In dem nach seiner Textsammlung „Genauer betrachtet sind Menschen auch nur Leute“ (Knaur 2016) benannten Programm erweist sich der inzwischen in Dortmund lebende Slammer einmal mehr als „Libero auf dem Bolzplatz des Lebens“: Vor etwa 100 ZuschauerInnen begeistert Patrick Salmen mit einem Lesebühnen-Mix aus pointenreichen Geschichten und zuweilen bizarren Wortspiel-Rätseln. Angriffslustig prangert er die „allgemeine Tchiboisierung des Lebens“ („ja, ein offizielles Wort wie Islamisierung“) an, geißelt die „bräsige Dudeligkeit“ von Songs wie „Hallo Lieblingsmensch“ als „Hymne eines Amoklaufs“ und fordert als Gegenakzent zum allgemeinen Optimierungswahn ein „Antigram für Depressive“.

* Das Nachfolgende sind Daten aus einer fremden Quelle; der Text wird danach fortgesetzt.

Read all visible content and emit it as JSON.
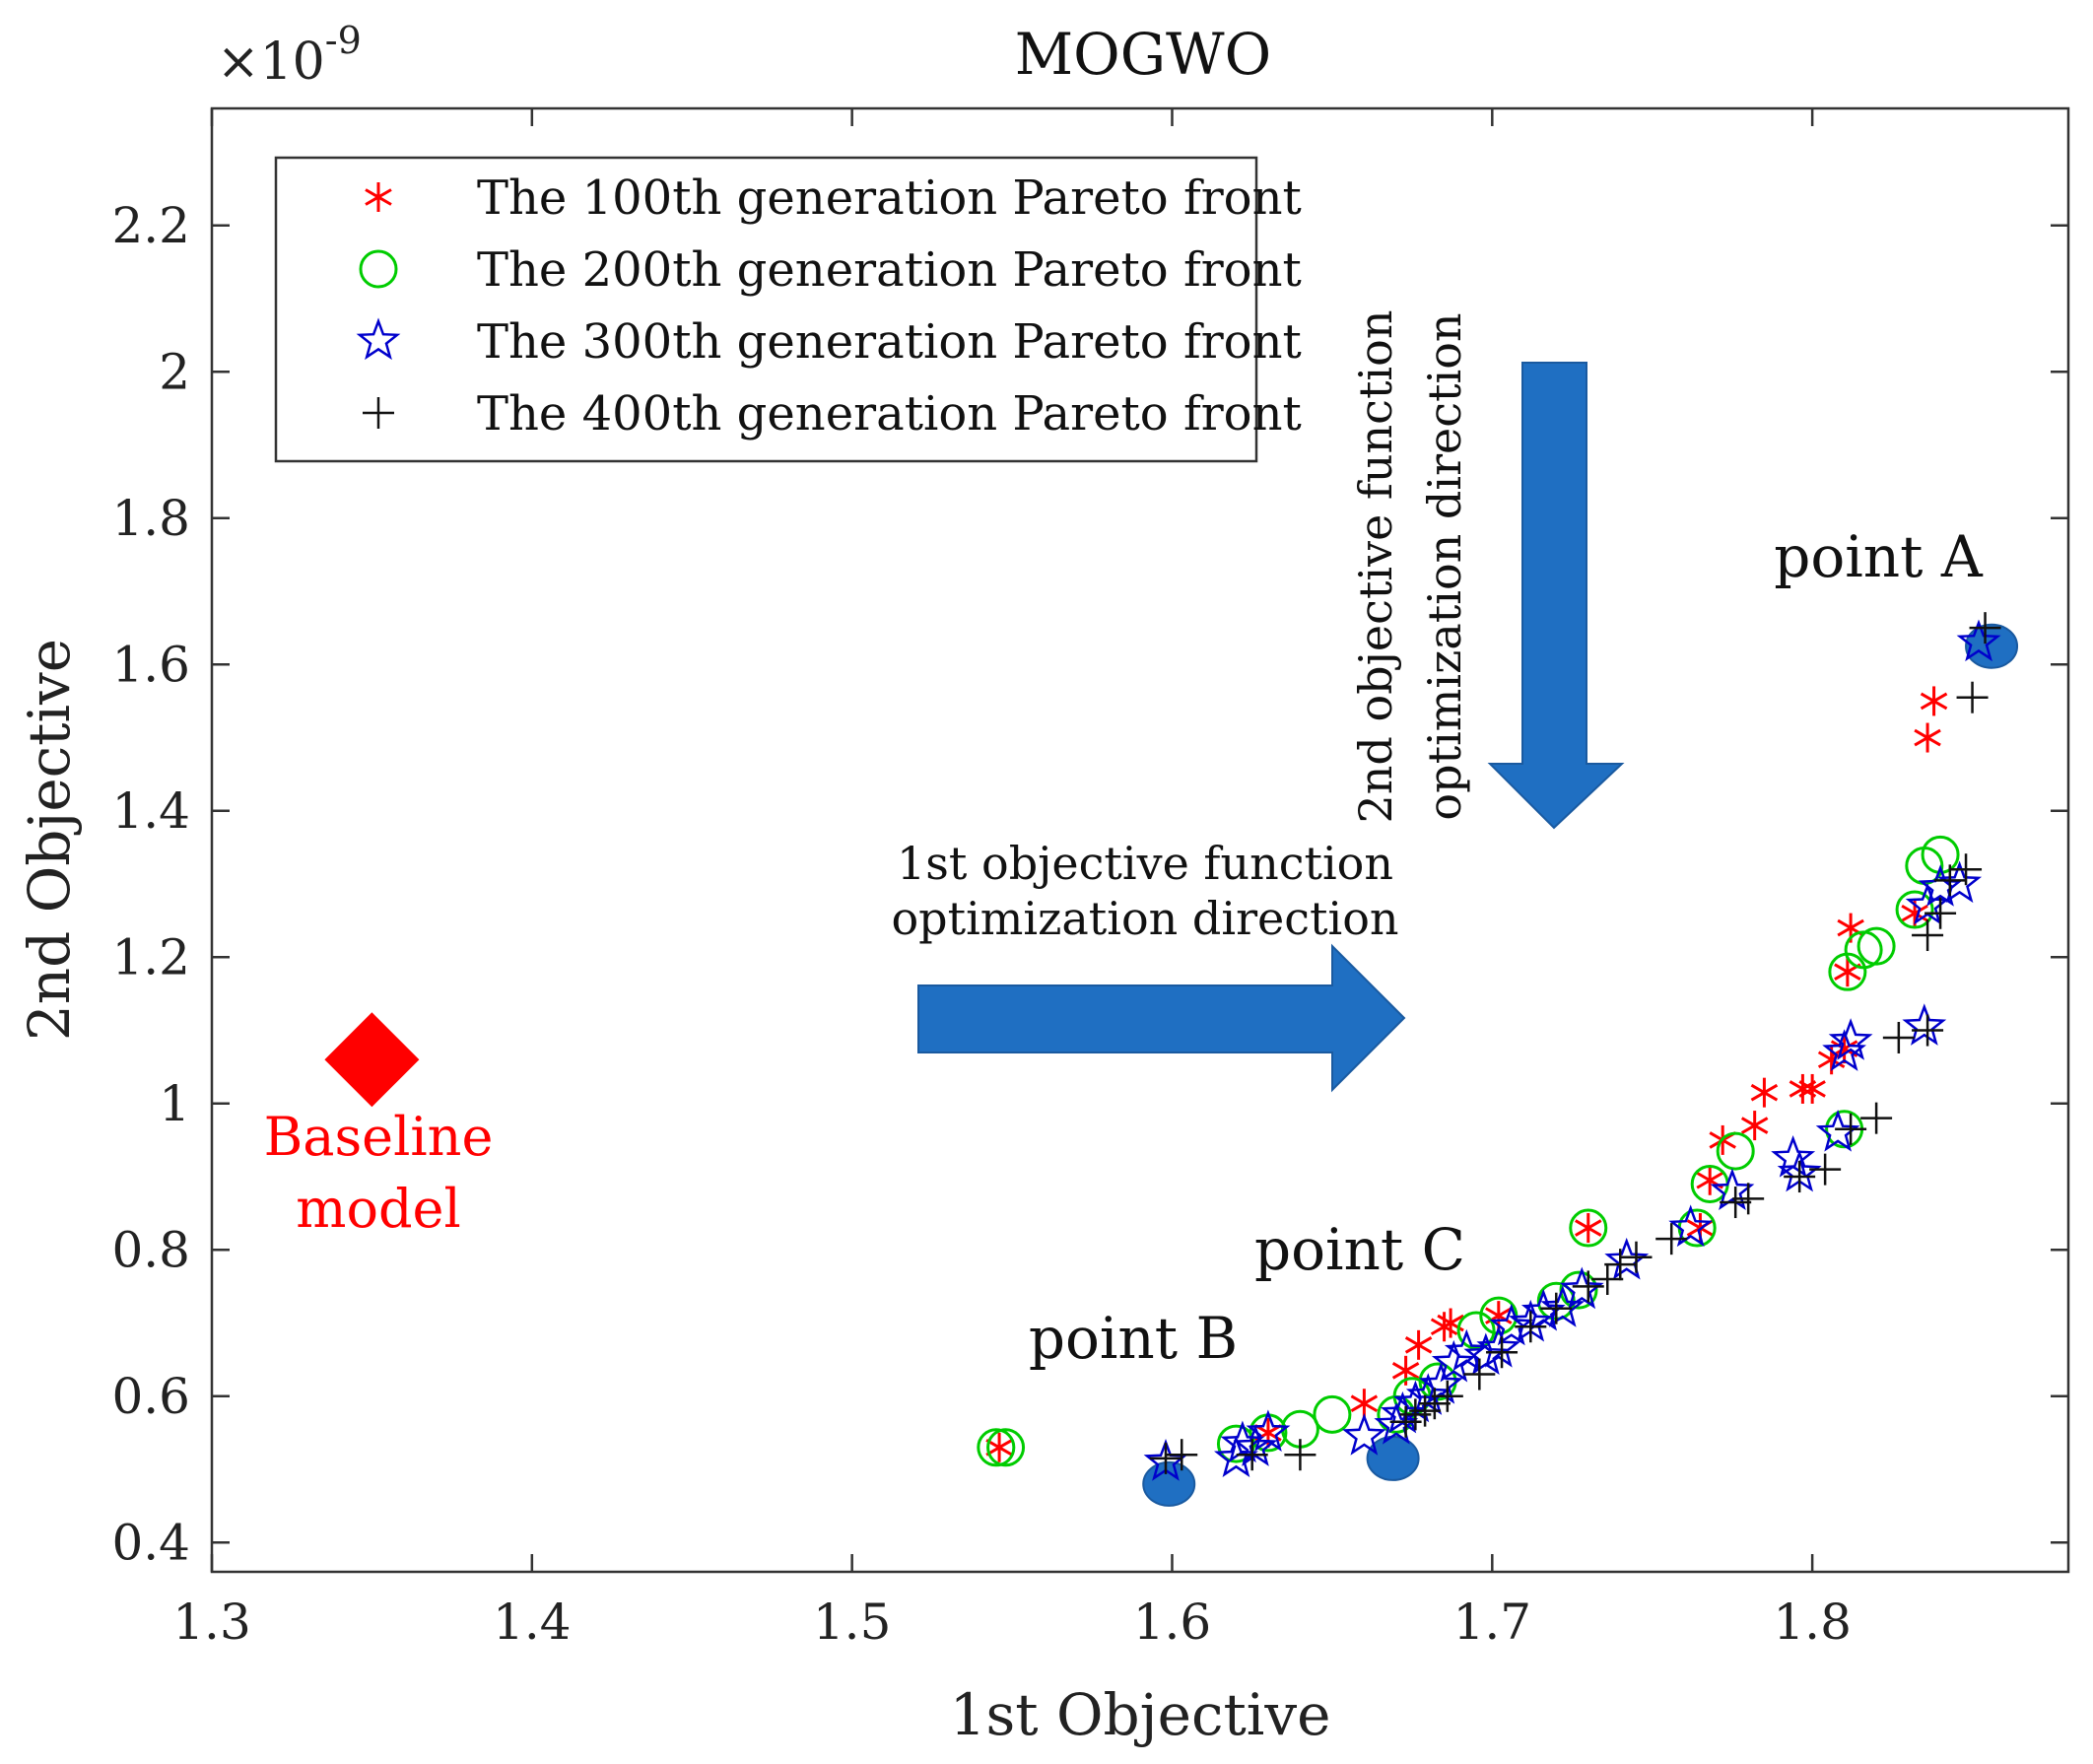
{
  "chart_data": {
    "type": "scatter",
    "title": "MOGWO",
    "xlabel": "1st Objective",
    "ylabel": "2nd Objective",
    "y_exponent_base": "×10",
    "y_exponent_power": "-9",
    "xlim": [
      1.3,
      1.88
    ],
    "ylim": [
      0.36,
      2.36
    ],
    "xticks": [
      1.3,
      1.4,
      1.5,
      1.6,
      1.7,
      1.8
    ],
    "xtick_labels": [
      "1.3",
      "1.4",
      "1.5",
      "1.6",
      "1.7",
      "1.8"
    ],
    "yticks": [
      0.4,
      0.6,
      0.8,
      1.0,
      1.2,
      1.4,
      1.6,
      1.8,
      2.0,
      2.2
    ],
    "ytick_labels": [
      "0.4",
      "0.6",
      "0.8",
      "1",
      "1.2",
      "1.4",
      "1.6",
      "1.8",
      "2",
      "2.2"
    ],
    "grid": false,
    "legend_position": "top-left",
    "series": [
      {
        "name": "The 100th generation Pareto front",
        "marker": "asterisk",
        "color": "#ff0000",
        "points": [
          [
            1.546,
            0.53
          ],
          [
            1.63,
            0.55
          ],
          [
            1.66,
            0.59
          ],
          [
            1.673,
            0.635
          ],
          [
            1.677,
            0.67
          ],
          [
            1.685,
            0.695
          ],
          [
            1.687,
            0.7
          ],
          [
            1.702,
            0.71
          ],
          [
            1.73,
            0.83
          ],
          [
            1.765,
            0.83
          ],
          [
            1.768,
            0.895
          ],
          [
            1.772,
            0.95
          ],
          [
            1.782,
            0.97
          ],
          [
            1.785,
            1.015
          ],
          [
            1.797,
            1.02
          ],
          [
            1.8,
            1.02
          ],
          [
            1.806,
            1.06
          ],
          [
            1.81,
            1.075
          ],
          [
            1.811,
            1.18
          ],
          [
            1.812,
            1.24
          ],
          [
            1.832,
            1.26
          ],
          [
            1.836,
            1.5
          ],
          [
            1.838,
            1.55
          ]
        ]
      },
      {
        "name": "The 200th generation Pareto front",
        "marker": "circle",
        "color": "#00cc00",
        "points": [
          [
            1.545,
            0.53
          ],
          [
            1.548,
            0.53
          ],
          [
            1.62,
            0.535
          ],
          [
            1.63,
            0.55
          ],
          [
            1.64,
            0.555
          ],
          [
            1.65,
            0.575
          ],
          [
            1.67,
            0.575
          ],
          [
            1.675,
            0.6
          ],
          [
            1.683,
            0.62
          ],
          [
            1.695,
            0.69
          ],
          [
            1.702,
            0.71
          ],
          [
            1.72,
            0.73
          ],
          [
            1.727,
            0.745
          ],
          [
            1.73,
            0.83
          ],
          [
            1.764,
            0.83
          ],
          [
            1.768,
            0.89
          ],
          [
            1.776,
            0.935
          ],
          [
            1.81,
            0.965
          ],
          [
            1.811,
            1.18
          ],
          [
            1.816,
            1.21
          ],
          [
            1.82,
            1.215
          ],
          [
            1.832,
            1.265
          ],
          [
            1.835,
            1.325
          ],
          [
            1.84,
            1.34
          ]
        ]
      },
      {
        "name": "The 300th generation Pareto front",
        "marker": "star",
        "color": "#0000cc",
        "points": [
          [
            1.598,
            0.51
          ],
          [
            1.62,
            0.515
          ],
          [
            1.622,
            0.535
          ],
          [
            1.626,
            0.53
          ],
          [
            1.63,
            0.55
          ],
          [
            1.66,
            0.545
          ],
          [
            1.67,
            0.56
          ],
          [
            1.672,
            0.575
          ],
          [
            1.676,
            0.59
          ],
          [
            1.68,
            0.6
          ],
          [
            1.684,
            0.615
          ],
          [
            1.688,
            0.645
          ],
          [
            1.692,
            0.66
          ],
          [
            1.698,
            0.655
          ],
          [
            1.702,
            0.665
          ],
          [
            1.706,
            0.695
          ],
          [
            1.712,
            0.7
          ],
          [
            1.716,
            0.715
          ],
          [
            1.722,
            0.72
          ],
          [
            1.728,
            0.745
          ],
          [
            1.742,
            0.785
          ],
          [
            1.762,
            0.83
          ],
          [
            1.775,
            0.88
          ],
          [
            1.794,
            0.925
          ],
          [
            1.796,
            0.905
          ],
          [
            1.808,
            0.96
          ],
          [
            1.81,
            1.07
          ],
          [
            1.812,
            1.085
          ],
          [
            1.835,
            1.105
          ],
          [
            1.836,
            1.27
          ],
          [
            1.84,
            1.295
          ],
          [
            1.846,
            1.3
          ],
          [
            1.852,
            1.63
          ]
        ]
      },
      {
        "name": "The 400th generation Pareto front",
        "marker": "plus",
        "color": "#111111",
        "points": [
          [
            1.598,
            0.515
          ],
          [
            1.603,
            0.52
          ],
          [
            1.625,
            0.52
          ],
          [
            1.64,
            0.52
          ],
          [
            1.673,
            0.565
          ],
          [
            1.676,
            0.575
          ],
          [
            1.679,
            0.58
          ],
          [
            1.682,
            0.59
          ],
          [
            1.686,
            0.6
          ],
          [
            1.696,
            0.63
          ],
          [
            1.703,
            0.66
          ],
          [
            1.712,
            0.695
          ],
          [
            1.72,
            0.72
          ],
          [
            1.73,
            0.75
          ],
          [
            1.736,
            0.76
          ],
          [
            1.74,
            0.78
          ],
          [
            1.745,
            0.79
          ],
          [
            1.756,
            0.815
          ],
          [
            1.776,
            0.865
          ],
          [
            1.78,
            0.87
          ],
          [
            1.796,
            0.9
          ],
          [
            1.804,
            0.91
          ],
          [
            1.812,
            0.965
          ],
          [
            1.82,
            0.98
          ],
          [
            1.827,
            1.09
          ],
          [
            1.836,
            1.1
          ],
          [
            1.836,
            1.23
          ],
          [
            1.84,
            1.26
          ],
          [
            1.843,
            1.305
          ],
          [
            1.848,
            1.32
          ],
          [
            1.85,
            1.555
          ],
          [
            1.854,
            1.65
          ]
        ]
      }
    ],
    "highlight_points": [
      {
        "label": "point A",
        "x": 1.856,
        "y": 1.625
      },
      {
        "label": "point B",
        "x": 1.599,
        "y": 0.48
      },
      {
        "label": "point C",
        "x": 1.669,
        "y": 0.515
      }
    ],
    "baseline": {
      "x": 1.35,
      "y": 1.06,
      "label_line1": "Baseline",
      "label_line2": "model",
      "color": "#ff0000"
    },
    "arrows": {
      "horizontal_label_line1": "1st objective function",
      "horizontal_label_line2": "optimization direction",
      "vertical_label_line1": "2nd objective function",
      "vertical_label_line2": "optimization direction",
      "color": "#1f6fc2"
    }
  }
}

Das Markenzeichen des 1985 geborenen Slam-Meisters von 2010 ist sein staubtrocken-lakonischer Humor und die subversiv-sarkastische Tonlage seines Vortrags, die entfernt an Thorsten Sträter und zuweilen ein wenig an Marc-Uwe Kling erinnert. Zugleich beherrscht Patrick Salmen die humoristische Transformation jener popliterarischen Kunst, die Rainald Götz in seinem 1983 beim Ingeborg-Bachmann-Preis vorgetragenen Text „Subito“ als das „einfache wahre Abschreiben der Welt“bezeichnete. Manchmal schreibt Salmen einfach mit – so etwa beim Versteckspiel mit dem Patenkind: „Komm, wir spielen Spülmonster – das Resultat: Das Patenkind spült.“ Zuweilen jedoch stimme nur 90 Prozent der Story, bekennt der Autor augenzwinkernd. Auch gerappte Texte bedienen sich der Macht des Faktischen, indem Salmen etwa mit der Topographie des Ruhrgebiets spielt: „Deine Zähne sind wie Bochum und Duisburg – da ist noch Essen dazwischen...“
Salmen inszeniert sich auf der Bühne als Melancholiker, der sich jedoch selbstironisch immer wieder über die eigene Skurrilität erhebt. „Tiefsinniger wird es nicht“, prophezeit der Slam-Poet, nachdem er darüber aufgeklärt hat, dass ein Browser kein Duschkopf ist – um gleich die rhetorische Frage anzufügen, ob „jemand vom Feuilleton anwesend“ sei. Dann der groteske Nachsatz: „Am Arsch, Leute!“ Das Publikum jedenfalls hat Salmen mit seinem trockenen Pointenfeuerwerk längst entflammt – auch wenn seine Wortspielereien aus dem zusammen mit dem Stand-up-Künstler, Rapper und Dichter Quichotte gestalteten, inzwischen dritten literarischen Rätselband „Aufgeben ist keine Lösung – außer bei Paketen“ teils kryptisch daherkommen. So ist bei einem „Leerstellen-Rätsel“, wo über eine knappe Umschreibung hinaus nur Silbenzahl und Rhythmus vorgegeben werden, etwa der Filmtitel „Pretty Woman“ die gewünschte Antwort, als nach einer Kooperation zwischen Rüstungs- und Klebstoff-Industrie gefragt wird: „Uhu ist mit der Waffenproduktion gescheitert – seitdem macht Pritt die Wummen.“ Folglich sind einige sichtlich erleichtert, als es bei der Zugabe noch eine Geschichte statt weiterer Rätsel gibt…
Mehr Slam-Poetry im Grend steht Anfang Oktober auf dem Programm: Am 1.10. ab 20 Uhr wird mit der 43. Ausgabe des „Grend-Slam“ im Rahmen des anstehenden Jubiläumswochenendes das 20-jährige Bestehen des Kulturzentrums an der Westfalenstraße 311 in Essen-Steele gefeiert.